ESCENARIO DE VIDA

Una iniciativa que preocupa

¿Pueden creer mis amigos lectores que está circulando una iniciativa en la cual se pretende reconocer el derecho a usar los recursos naturales como se antoje en el área rural? Solapadamente esta iniciativa pretende decir que es diferente a la de la propiedad privada pero se usa el discurso del derecho a la vida, la libertad y la seguridad de las personas como pretexto para llegar a otros fines.

La declaración va encaminada a favorecer a ciertos grupos minoritarios, creando cuotas de género o de identidad. Se describe al campesino como alguien que vive en el área rural, o es persona sin tierra o es un asalariado de granja o está en una empresa agroindustrial, o es un artesano.

Nadie niega que hasta el más pobre en un pueblo tenga derecho a alimentos saludables, culturalmente apropiados y producidos mediante métodos socialmente justos y ecológicamente sensibles.

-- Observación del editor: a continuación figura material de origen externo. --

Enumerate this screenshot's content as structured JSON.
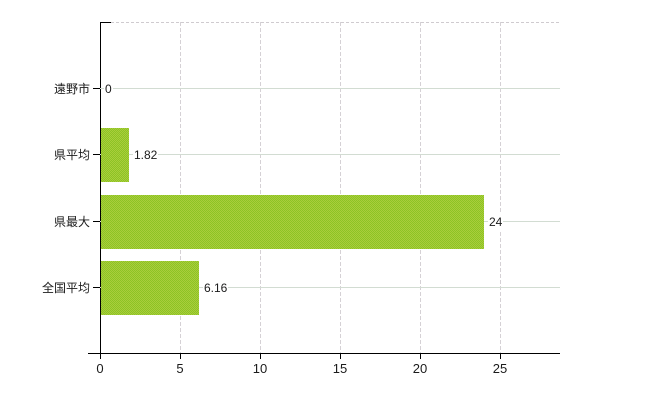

En esto no difiero. Ni tampoco difiero en que los pueblos tengan derecho a expresar su opinión de acuerdo con sus tradiciones y cultura. Pero no es justo que permitamos hacer con los recursos naturales lo que se nos venga en gana.

Al viajar por todo el país me he dado cuenta de la gran necesidad que tiene la gente sencilla del campo de poder expresarse, y debemos escucharles, pero no solo a ellos, sino a todo el grupo de personas que viven en dichos territorios; dígase Cocodes, gente de las municipalidades, finqueros, mujeres, juventud, gente sencilla o gente letrada que también tiene mucho que opinar. Debemos, por ende, manejar agendas que agrupen a todos dentro de los territorios para dilucidar cómo debemos manejar nuestros bosques, el agua, y demás recursos naturales en general. Es necesario que haya un balance y una ecuanimidad y no solo tomar disposiciones que favorezcan los intereses personales de unos cuantos, sino de la sociedad en general.

En cada región debe haber un equilibrio para que se llegue a acuerdos de cómo manejar los recursos, los bosques, o el agua; acuerdos que llevan a equilibrios sociales en los territorios. Deben haber puntos medios de negociación que permitan cumplir con los intereses de la mayoría y no ser un obstáculo para el desarrollo sostenible.

Quien sea que esté lanzando esta iniciativa puede que tenga como objetivo promover las reformas constitucionales, y es más, hasta una reforma agraria. Lo contradictorio es que no le dicen a la población los problemas que algunas de estas reformas pueden causar. Sin embargo, aunque considero importante modificar algunos artículos de la Constitución, no hay que trastocarlos en su mayoría, pues contamos con una Carta Magna joven y robusta. ¡imaginemos cuánto tiempo le llevaría al Congreso aprobar 25 leyes modificadas!

Pienso que las demandas campesinas muchas veces son más que justas, pero debe haber un diálogo contructivo entre las partes para que se den los cambios. Por ejemplo, muy importante es que los campesinos tengan derecho a tierras o a una vivienda, pero no a costa de invadir tierras privadas o reservas naturales y que el Estado se haga de la vista gorda. Una manera de apoyarlos es que el Estado vele por comprarle tierras a la gente más pobre, con ayuda de la cooperación internacional.

Los grupos minoritarios no deben estar sobre la ley o encima de los derechos de todos los guatemaltecos. Todos debemos proteger nuestros recursos naturales para las futuras generaciones. Si esta iniciativa que va circulando por allí es cierta, estamos en problemas, puesto que es como venir a terminar de destruirnos. No sé si el propósito es que sigamos los pasos de Venezuela, pero si tenemos dos dedos de frente sabremos que este no es el camino.